Greensky Bluegrass – Stress Dreams: Album Review
Greensky Bluegrass are Bluegrass practitioners in a parallel world from which they seem to have become a Grateful Dead hybrid.
The core trio, Paul Hoffman mandolin, Dave Bruzza guitar and Michael Bont banjo came together in Kalamazoo, Michigan in 2000. Essentially an American string band, they honed their craft through countless open mike sessions.
At the musical mecca of Colorado’s Telluride Bluegrass festival in 2006, they won the Band’s contest and the following year they were included in the headlining acts. By that time the regular ensemble included Anders Beck dobro and Mike Devol bass.
The band is prolific. Stress Dreams is their nineteenth album. They have collaborated with many of the current Americana artists as well as Grateful Dead old-timers Phil Lesh and Bill Kreutzmann. Founder Jerry Garcia was originally a banjo picker.
The Sun at the heart of this pure American music is the legendary Bill Monroe and the Bluegrass Boys of 1945 which included Lester Flatt and Earl Scruggs. That world keeps expanding and contracting like any universe.
The Greensky boys have a grounding in tradition and pull in other elements of Rock’n’Roll in their gravitational pull. On this album it fails to engage fully and often meanders rather than developing tension.
Absence of Reason and the banjo kicks it off with classic forward rolls and ringing tones. Leads the song which is good as the lyrics get quite ponderous.
Familiar ensemble style playing as each instrument takes a break. Bluegrass and Be-Bop Jazz share the same inspiration. Both were an attempt to wrestle music from current traditional practitioners and make it difficult for the old folks to follow.
On Monument the tempo is faster but the solos sound too clinical and cerebral. Saved by some fast-stepping and twirling when the singer comes on.
Until I Sing. The voices whip up some passion and angst and it has the drive of a Creedence Clearwater tune. And I feel worthless/ Without a purpose/ Until I sing for you.
In these strange days when musicians are being pulled into a fatal undertow, the song is a cry from the soul as to what ultimately gives them purpose.
Stress Dreams. One of the highlights. Sophisticated Folk Pop in the manner of a Paul Simon when he made Graceland. The vocal harmony approaches the smooth blend of the early Byrds. This time the musicians stretch out and gradually Eastern tones materialise. A little Miserlou and the quieter passages of Paul Butterfield Band’s East-West.
Streetlight is a nice Country Lament and the musical interplay propels this into a reverie of redemption. If I were a traffic light/ I’d work all day and all night/Shine down on my red, yellow and green. Ideal for the Johnny Cash who recorded the American series with Rick Rubin.
The music elevates the song above the clumsiness of the lyrics. But then you hear this. No, love ain’t a diamond you find in the rough/ Love is just love, barely enough. They connect to the mystic element of the Original Carter Family. Someone is playing a Duane Allman sounding fat swampy slide guitar. It doesn’t sound like a dobro.
That guitar sound is also on Grew Together.
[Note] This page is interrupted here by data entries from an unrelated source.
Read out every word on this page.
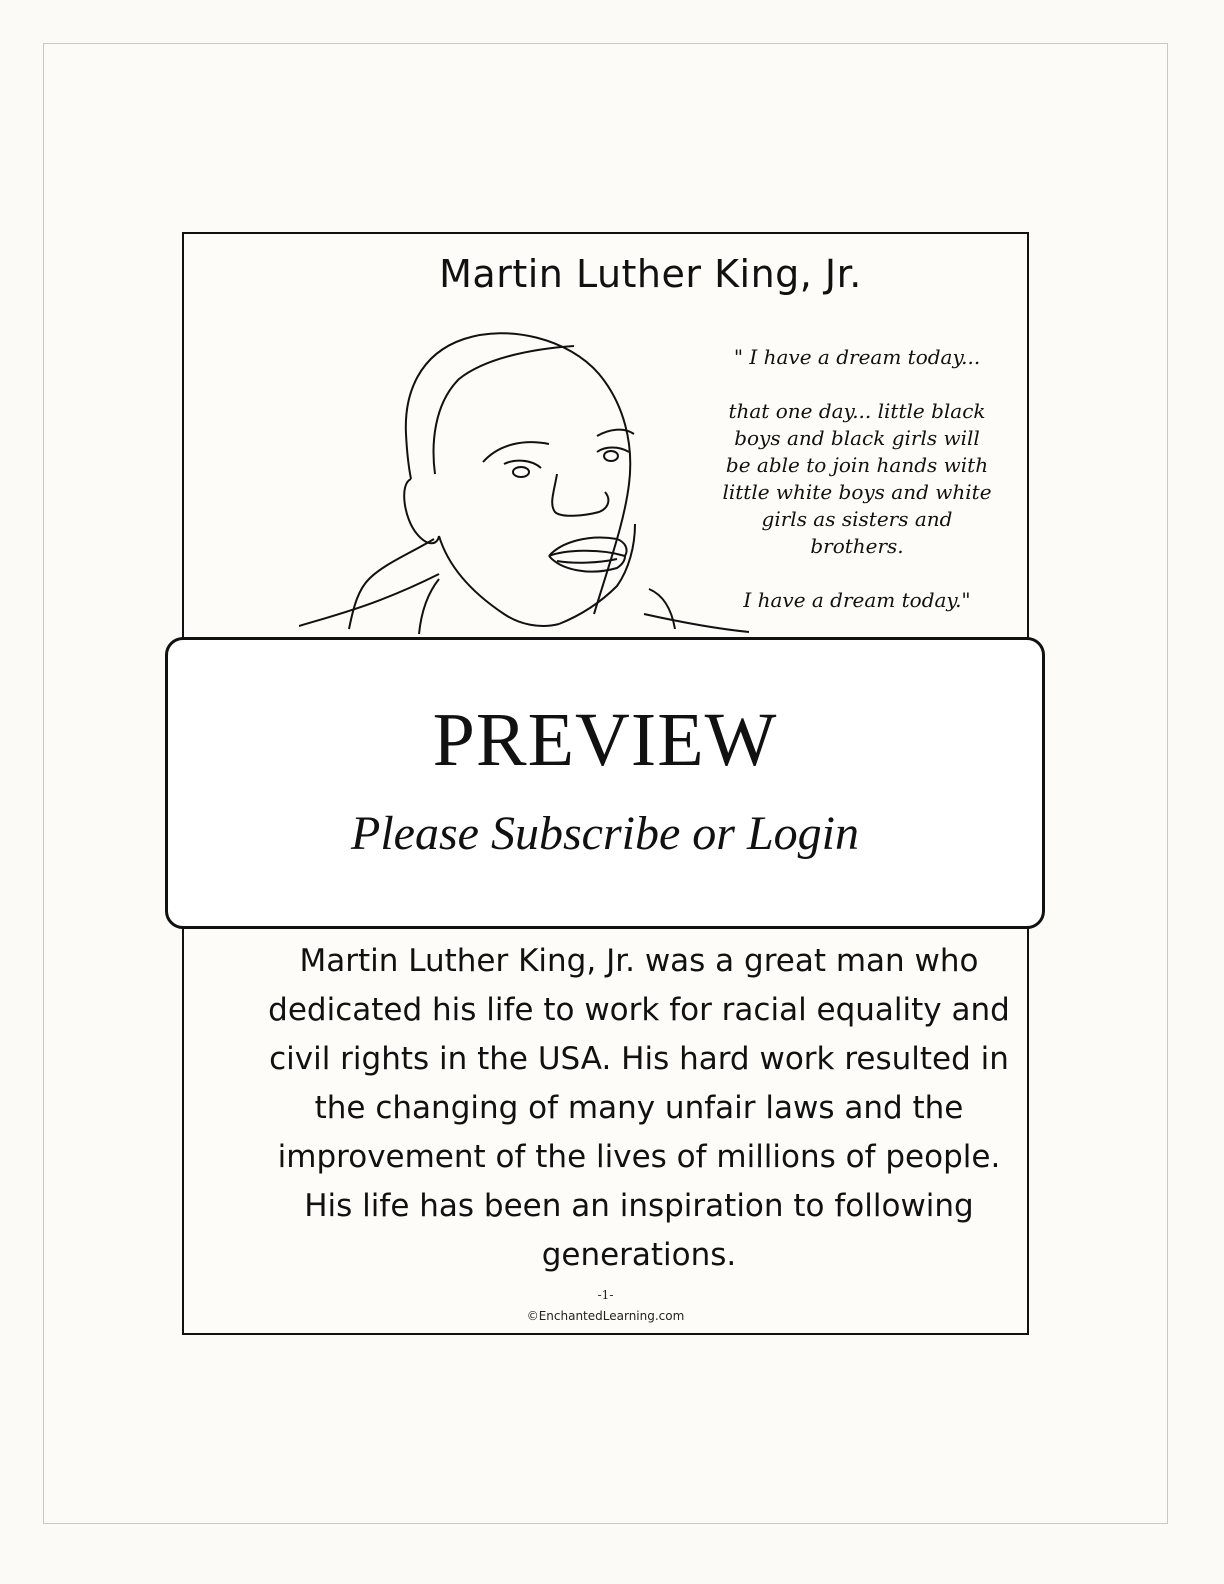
Martin Luther King, Jr.

" I have a dream today...

that one day... little black boys and black girls will be able to join hands with little white boys and white girls as sisters and brothers.

I have a dream today."

Martin Luther King, Jr. was a great man who dedicated his life to work for racial equality and civil rights in the USA. His hard work resulted in the changing of many unfair laws and the improvement of the lives of millions of people. His life has been an inspiration to following generations.
-1-
©EnchantedLearning.com
PREVIEW
Please Subscribe or Login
Has the Bluegrass rhythm but the music is given space and the drone effect has the faint echoes of Tom Petty’s American Girl.
Reasons to Stay and they do sound like a revved-up String Band with Clarence White guitar tones.
For Bluegrass addicts out there, it is worthwhile checking out the five albums they released in 2021 as the Leap Year Sessions. 122 assorted songs of live-in studio, outtakes, jams, improvs. You’ll hear Ralph Stanley’s Clinch Mountain Backstep, Jimmy Martin’s Hit Parade of Love, Little Maggie, Jesus on the Mainline.